The poem “Oysters” came into view in Anne Sexton’s sixth published book of poetry called “The Book of Folly”. Anne Sexton was married at the age of nineteen, and so this poem could revolve around how she misses her dad and how she grew older and more mature to what she is now. Sexton, provokes the idea of getting older and mature throughout the entire poem, by using the idea of symbolism. This poem also has a sexual aspect to it, which adds a great twist to the entire poem as well as this poem represents the loss of innocence.

This poem as a whole is really symbolic as it portrays the death of childhood and innocence. This whole poem is centered on the topic of oysters as it starts with the line “Oysters we ate” signifying the importance of oysters throughout the entire poem and that it’s the main topic. While going to eat dinner with her father she says “I was afraid to eat this father-food”, the word she used for describing oysters is “father food” suggesting that it’s a food which grown up/adult people eat as raw oysters aren’t usually for children because they have sensitive buds. So the importance of her referring oysters to “father-food” could be that now she’s switching positions from a child to a teenager. Later, towards the end of the poem she says “ I was fifteen and eating oysters, the child was defeated. The woman won.” could symbolize the death of childhood and innocence as she ate the oysters and how she considers herself a woman and the child in her has been washed away.

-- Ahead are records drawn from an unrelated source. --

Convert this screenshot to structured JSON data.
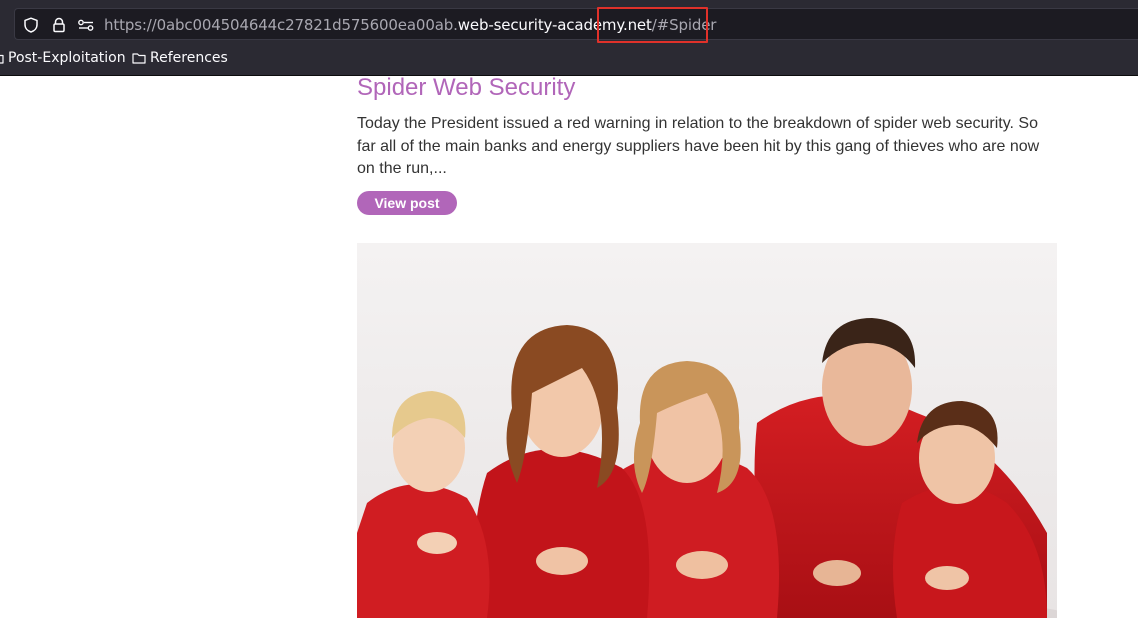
{
  "browser": {
    "url": {
      "prefix": "https://0abc004504644c27821d575600ea00ab.",
      "domain": "web-security-academy.net",
      "path": "/",
      "hash": "#Spider"
    },
    "bookmarks": [
      {
        "label": "Post-Exploitation",
        "icon": "folder-icon"
      },
      {
        "label": "References",
        "icon": "folder-icon"
      }
    ],
    "annotation_color": "#e0312a"
  },
  "post": {
    "title": "Spider Web Security",
    "summary": "Today the President issued a red warning in relation to the breakdown of spider web security. So far all of the main banks and energy suppliers have been hit by this gang of thieves who are now on the run,...",
    "button_label": "View post",
    "accent_color": "#b166b9"
  }
}
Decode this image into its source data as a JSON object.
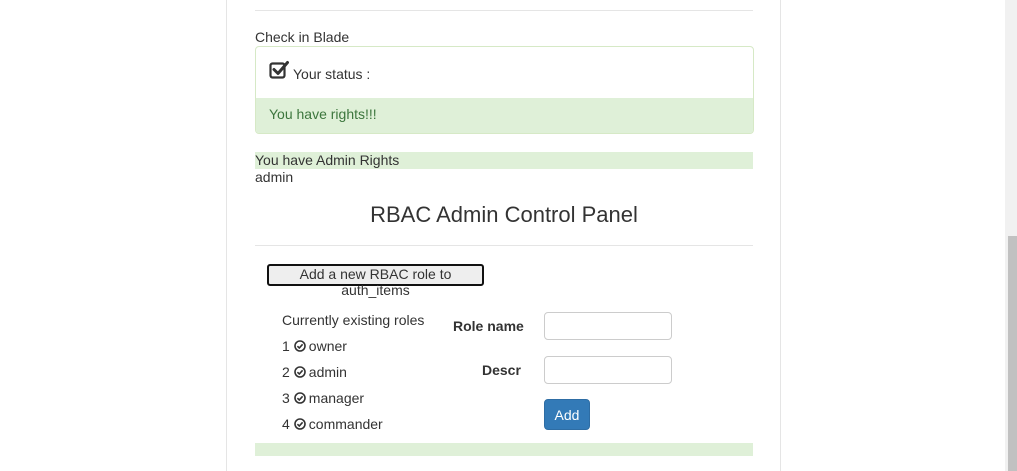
{
  "blade_section": {
    "label": "Check in Blade",
    "status_label": "Your status :",
    "status_message": "You have rights!!!"
  },
  "admin_rights_text": "You have Admin Rights",
  "username": "admin",
  "control_panel": {
    "title": "RBAC Admin Control Panel",
    "add_role_button_label": "Add a new RBAC role to auth_items",
    "roles_heading": "Currently existing roles",
    "roles": [
      {
        "number": "1",
        "name": "owner"
      },
      {
        "number": "2",
        "name": "admin"
      },
      {
        "number": "3",
        "name": "manager"
      },
      {
        "number": "4",
        "name": "commander"
      }
    ],
    "form": {
      "role_name_label": "Role name",
      "role_name_value": "",
      "descr_label": "Descr",
      "descr_value": "",
      "submit_label": "Add"
    }
  },
  "colors": {
    "success_bg": "#dff0d8",
    "success_text": "#3c763d",
    "primary": "#337ab7"
  },
  "icons": {
    "status_checkbox": "checked-checkbox-icon",
    "role_marker": "check-circle-icon"
  }
}
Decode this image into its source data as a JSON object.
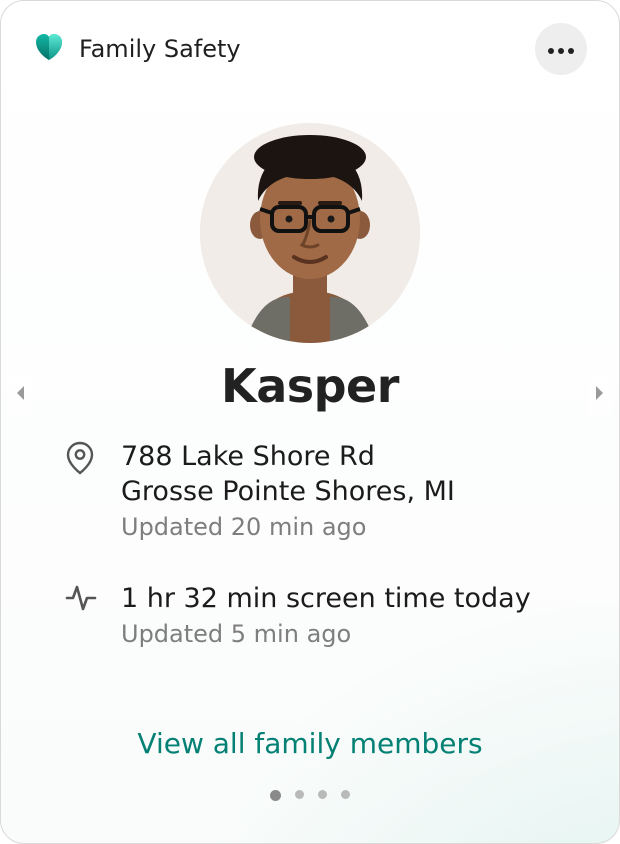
{
  "header": {
    "app_title": "Family Safety",
    "icon": "heart-shield-icon",
    "more_icon": "ellipsis-icon"
  },
  "member": {
    "name": "Kasper",
    "avatar_alt": "Photo of Kasper"
  },
  "location": {
    "icon": "location-pin-icon",
    "line1": "788 Lake Shore Rd",
    "line2": "Grosse Pointe Shores, MI",
    "updated": "Updated 20 min ago"
  },
  "screen_time": {
    "icon": "activity-icon",
    "summary": "1 hr 32 min screen time today",
    "updated": "Updated 5 min ago"
  },
  "footer": {
    "view_all_label": "View all family members"
  },
  "pagination": {
    "count": 4,
    "active_index": 0
  },
  "colors": {
    "accent": "#058074",
    "text_primary": "#1f1f1f",
    "text_muted": "#7e7e7e"
  }
}
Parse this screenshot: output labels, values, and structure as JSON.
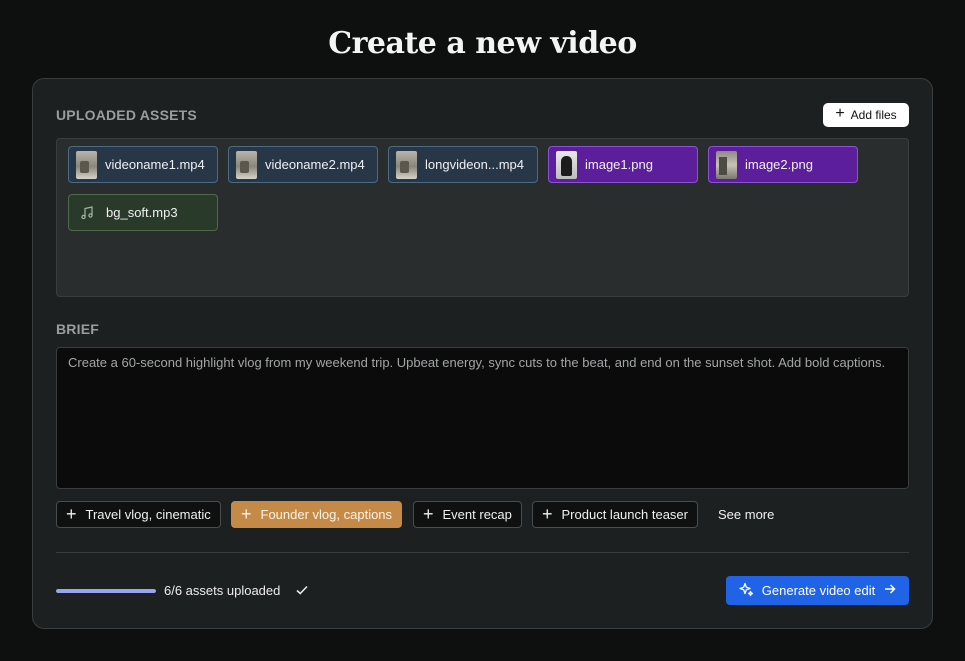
{
  "page": {
    "title": "Create a new video"
  },
  "uploaded_assets": {
    "label": "UPLOADED ASSETS",
    "add_files_label": "Add files",
    "items": [
      {
        "name": "videoname1.mp4",
        "kind": "video"
      },
      {
        "name": "videoname2.mp4",
        "kind": "video"
      },
      {
        "name": "longvideon...mp4",
        "kind": "video"
      },
      {
        "name": "image1.png",
        "kind": "image"
      },
      {
        "name": "image2.png",
        "kind": "image"
      },
      {
        "name": "bg_soft.mp3",
        "kind": "audio"
      }
    ]
  },
  "brief": {
    "label": "BRIEF",
    "text": "Create a 60-second highlight vlog from my weekend trip. Upbeat energy, sync cuts to the beat, and end on the sunset shot. Add bold captions."
  },
  "suggestions": {
    "items": [
      {
        "label": "Travel vlog, cinematic",
        "selected": false
      },
      {
        "label": "Founder vlog, captions",
        "selected": true
      },
      {
        "label": "Event recap",
        "selected": false
      },
      {
        "label": "Product launch teaser",
        "selected": false
      }
    ],
    "see_more_label": "See more"
  },
  "footer": {
    "progress_fraction": 1.0,
    "progress_text": "6/6 assets uploaded",
    "generate_label": "Generate video edit"
  },
  "colors": {
    "accent": "#2163e6",
    "selected_suggestion": "#c68a48",
    "image_chip": "#5c1e9a",
    "video_chip": "#273747",
    "audio_chip": "#2a3a2a",
    "progress": "#9aa4f3"
  },
  "icons": [
    "plus-icon",
    "music-note-icon",
    "check-icon",
    "sparkle-icon",
    "arrow-right-icon"
  ]
}
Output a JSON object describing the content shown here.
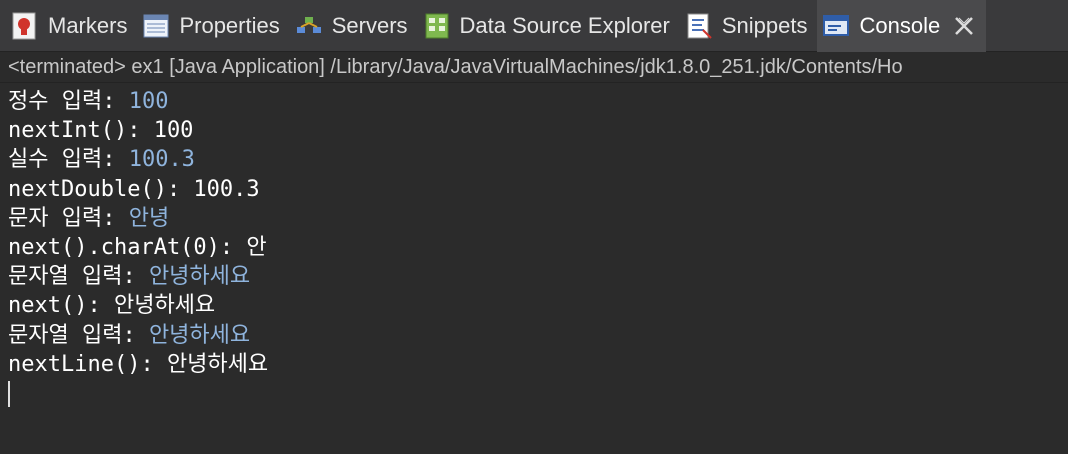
{
  "tabs": [
    {
      "label": "Markers",
      "icon": "markers-icon"
    },
    {
      "label": "Properties",
      "icon": "properties-icon"
    },
    {
      "label": "Servers",
      "icon": "servers-icon"
    },
    {
      "label": "Data Source Explorer",
      "icon": "data-source-explorer-icon"
    },
    {
      "label": "Snippets",
      "icon": "snippets-icon"
    },
    {
      "label": "Console",
      "icon": "console-icon",
      "active": true
    }
  ],
  "status": "<terminated> ex1 [Java Application] /Library/Java/JavaVirtualMachines/jdk1.8.0_251.jdk/Contents/Ho",
  "console": {
    "lines": [
      {
        "prompt": "정수 입력: ",
        "input": "100"
      },
      {
        "prompt": "nextInt(): 100",
        "input": ""
      },
      {
        "prompt": "실수 입력: ",
        "input": "100.3"
      },
      {
        "prompt": "nextDouble(): 100.3",
        "input": ""
      },
      {
        "prompt": "문자 입력: ",
        "input": "안녕"
      },
      {
        "prompt": "next().charAt(0): 안",
        "input": ""
      },
      {
        "prompt": "문자열 입력: ",
        "input": "안녕하세요"
      },
      {
        "prompt": "next(): 안녕하세요",
        "input": ""
      },
      {
        "prompt": "문자열 입력: ",
        "input": "안녕하세요"
      },
      {
        "prompt": "nextLine(): 안녕하세요",
        "input": ""
      }
    ]
  },
  "colors": {
    "background": "#2b2b2b",
    "tabbar": "#3a3a3c",
    "input_text": "#8fb4dd",
    "output_text": "#ffffff"
  }
}
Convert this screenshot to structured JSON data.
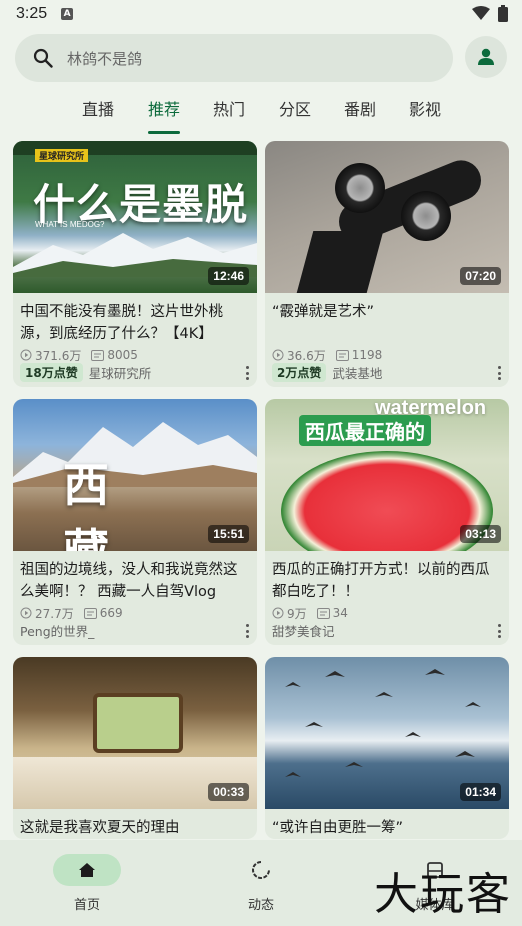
{
  "status": {
    "time": "3:25"
  },
  "search": {
    "placeholder": "林鸽不是鸽"
  },
  "tabs": [
    {
      "label": "直播"
    },
    {
      "label": "推荐",
      "active": true
    },
    {
      "label": "热门"
    },
    {
      "label": "分区"
    },
    {
      "label": "番剧"
    },
    {
      "label": "影视"
    }
  ],
  "videos": [
    {
      "thumb_text": "什么是墨脱",
      "thumb_sub": "WHAT IS MEDOG?",
      "thumb_channel": "星球研究所",
      "duration": "12:46",
      "title": "中国不能没有墨脱！这片世外桃源，到底经历了什么？【4K】",
      "views": "371.6万",
      "danmaku": "8005",
      "badge": "18万点赞",
      "author": "星球研究所"
    },
    {
      "duration": "07:20",
      "title": "“霰弹就是艺术”",
      "views": "36.6万",
      "danmaku": "1198",
      "badge": "2万点赞",
      "author": "武装基地"
    },
    {
      "thumb_text": "西 藏",
      "duration": "15:51",
      "title": "祖国的边境线，没人和我说竟然这么美啊！？ 西藏一人自驾Vlog",
      "views": "27.7万",
      "danmaku": "669",
      "author": "Peng的世界_"
    },
    {
      "thumb_text": "西瓜最正确的",
      "thumb_top": "watermelon",
      "duration": "03:13",
      "title": "西瓜的正确打开方式！以前的西瓜都白吃了！！",
      "views": "9万",
      "danmaku": "34",
      "author": "甜梦美食记"
    },
    {
      "duration": "00:33",
      "title": "这就是我喜欢夏天的理由"
    },
    {
      "duration": "01:34",
      "title": "“或许自由更胜一筹”"
    }
  ],
  "nav": [
    {
      "label": "首页",
      "icon": "home-icon",
      "active": true
    },
    {
      "label": "动态",
      "icon": "refresh-icon"
    },
    {
      "label": "媒体库",
      "icon": "library-icon"
    }
  ],
  "watermark": "大玩客",
  "colors": {
    "accent": "#0c6a3c",
    "background": "#eef3ec",
    "card": "#e2eadf",
    "badge": "#cfe7d0"
  }
}
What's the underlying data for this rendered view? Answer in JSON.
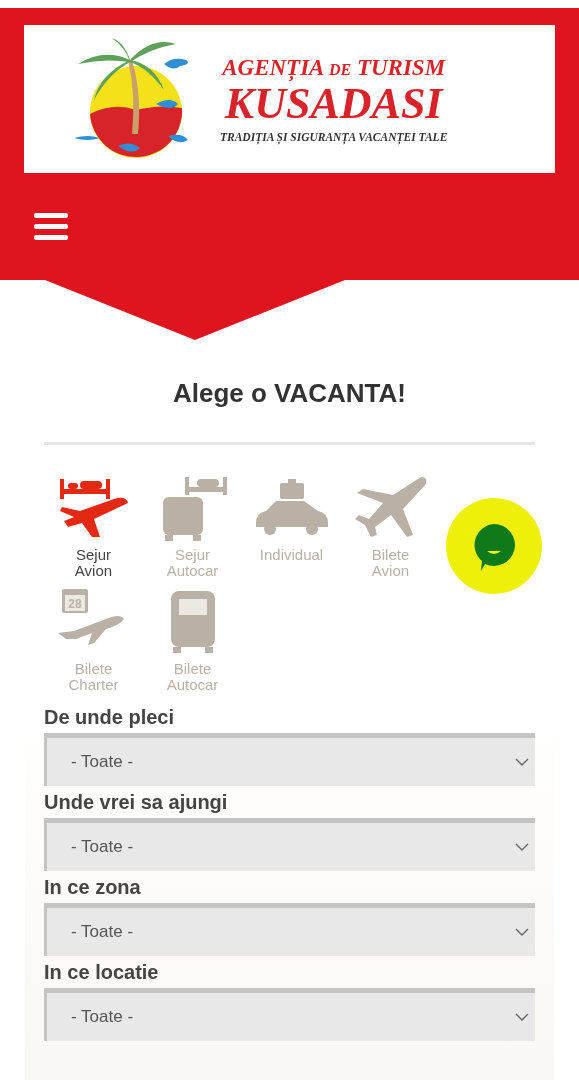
{
  "header": {
    "logo": {
      "line_1": "AGENȚIA de TURISM",
      "line_2": "KUSADASI",
      "tagline": "TRADIȚIA ȘI SIGURANȚA VACANȚEI TALE"
    }
  },
  "title": "Alege o VACANTA!",
  "categories": [
    {
      "kind": "bed-plane",
      "label": "Sejur Avion",
      "selected": true
    },
    {
      "kind": "bus-bed",
      "label": "Sejur Autocar",
      "selected": false
    },
    {
      "kind": "car-luggage",
      "label": "Individual",
      "selected": false
    },
    {
      "kind": "plane",
      "label": "Bilete Avion",
      "selected": false
    },
    {
      "kind": "calendar-plane",
      "label": "Bilete Charter",
      "selected": false,
      "calendar_day": "28"
    },
    {
      "kind": "bus",
      "label": "Bilete Autocar",
      "selected": false
    }
  ],
  "fields": [
    {
      "label": "De unde pleci",
      "value": "- Toate -"
    },
    {
      "label": "Unde vrei sa ajungi",
      "value": "- Toate -"
    },
    {
      "label": "In ce zona",
      "value": "- Toate -"
    },
    {
      "label": "In ce locatie",
      "value": "- Toate -"
    }
  ]
}
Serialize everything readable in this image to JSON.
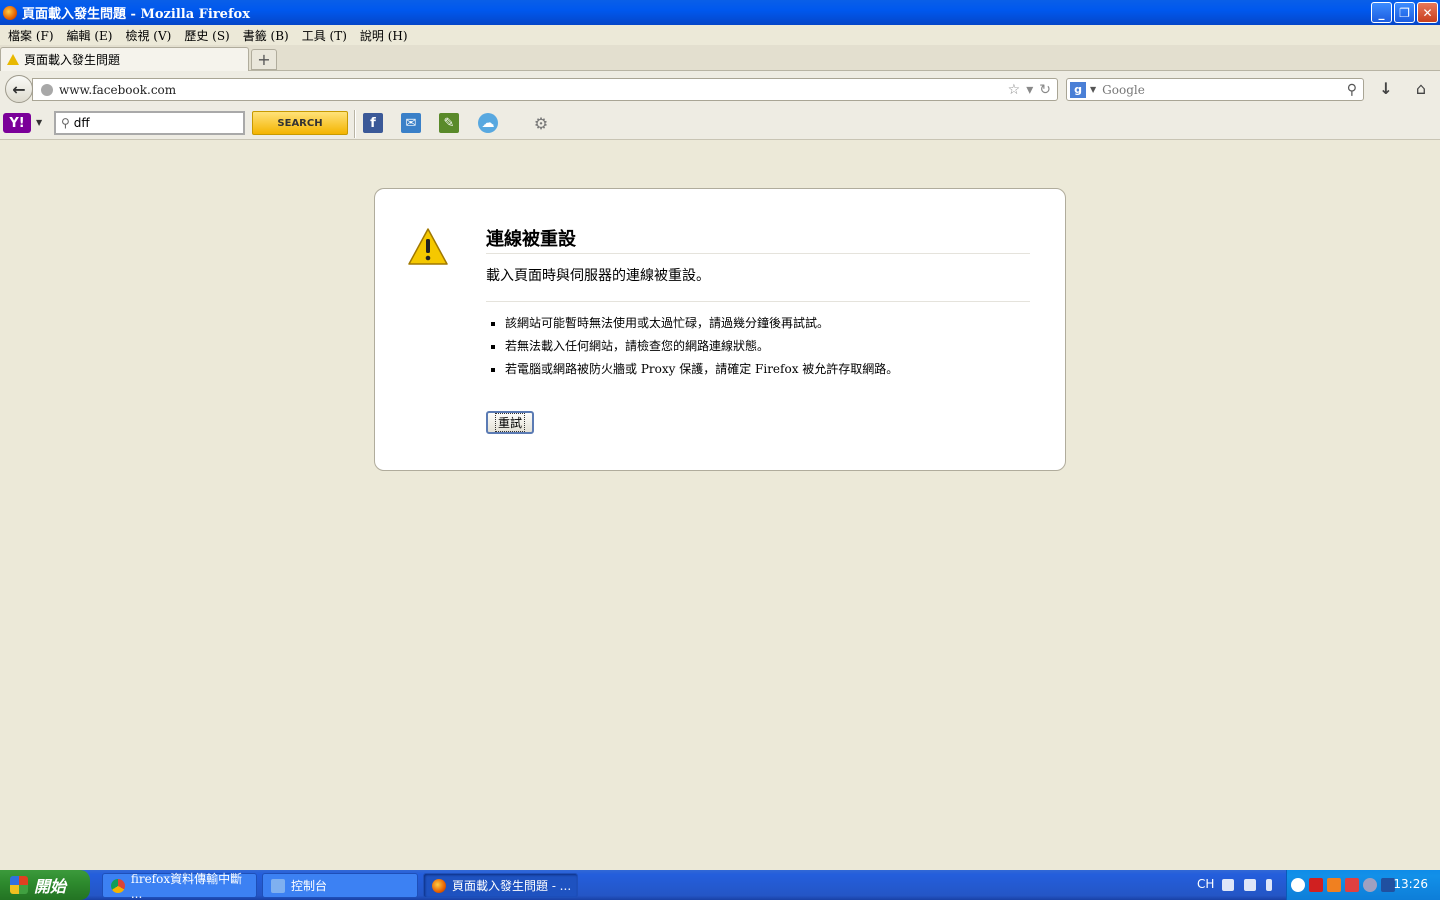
{
  "window": {
    "title": "頁面載入發生問題 - Mozilla Firefox",
    "controls": {
      "minimize": "_",
      "restore": "❐",
      "close": "✕"
    }
  },
  "menu": [
    "檔案 (F)",
    "編輯 (E)",
    "檢視 (V)",
    "歷史 (S)",
    "書籤 (B)",
    "工具 (T)",
    "說明 (H)"
  ],
  "tabs": [
    {
      "label": "頁面載入發生問題",
      "icon": "warning-icon"
    }
  ],
  "new_tab_label": "+",
  "nav": {
    "url": "www.facebook.com",
    "search_placeholder": "Google"
  },
  "yahoo_toolbar": {
    "logo": "Y!",
    "search_value": "dff",
    "search_button": "SEARCH",
    "icons": [
      "facebook-icon",
      "mail-icon",
      "notes-icon",
      "weather-icon",
      "gear-icon"
    ]
  },
  "error": {
    "title": "連線被重設",
    "description": "載入頁面時與伺服器的連線被重設。",
    "items": [
      "該網站可能暫時無法使用或太過忙碌，請過幾分鐘後再試試。",
      "若無法載入任何網站，請檢查您的網路連線狀態。",
      "若電腦或網路被防火牆或 Proxy 保護，請確定 Firefox 被允許存取網路。"
    ],
    "retry_button": "重試"
  },
  "taskbar": {
    "start": "開始",
    "items": [
      {
        "label": "firefox資料傳輸中斷 ...",
        "icon": "chrome-icon",
        "active": false
      },
      {
        "label": "控制台",
        "icon": "control-panel-icon",
        "active": false
      },
      {
        "label": "頁面載入發生問題 - ...",
        "icon": "firefox-icon",
        "active": true
      }
    ],
    "language": "CH",
    "clock": "13:26"
  },
  "colors": {
    "titlebar": "#0058EE",
    "taskbar": "#245EDC",
    "start_button": "#2E8B2E",
    "background": "#ECE9D8",
    "warning": "#E8B800"
  }
}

Sexton, also adds a sexual aspect to it as oysters is believed to be a kind of strange food for a father and daughter to be eating alone together. Throughout the entire poem the fifteen year old girl talks about eating oysters and so it becomes an analogy for maybe a sexual attraction between the girl and her father, and the fact that “It was a soft medicine that came from the sea into my mouth, moist and plump. I...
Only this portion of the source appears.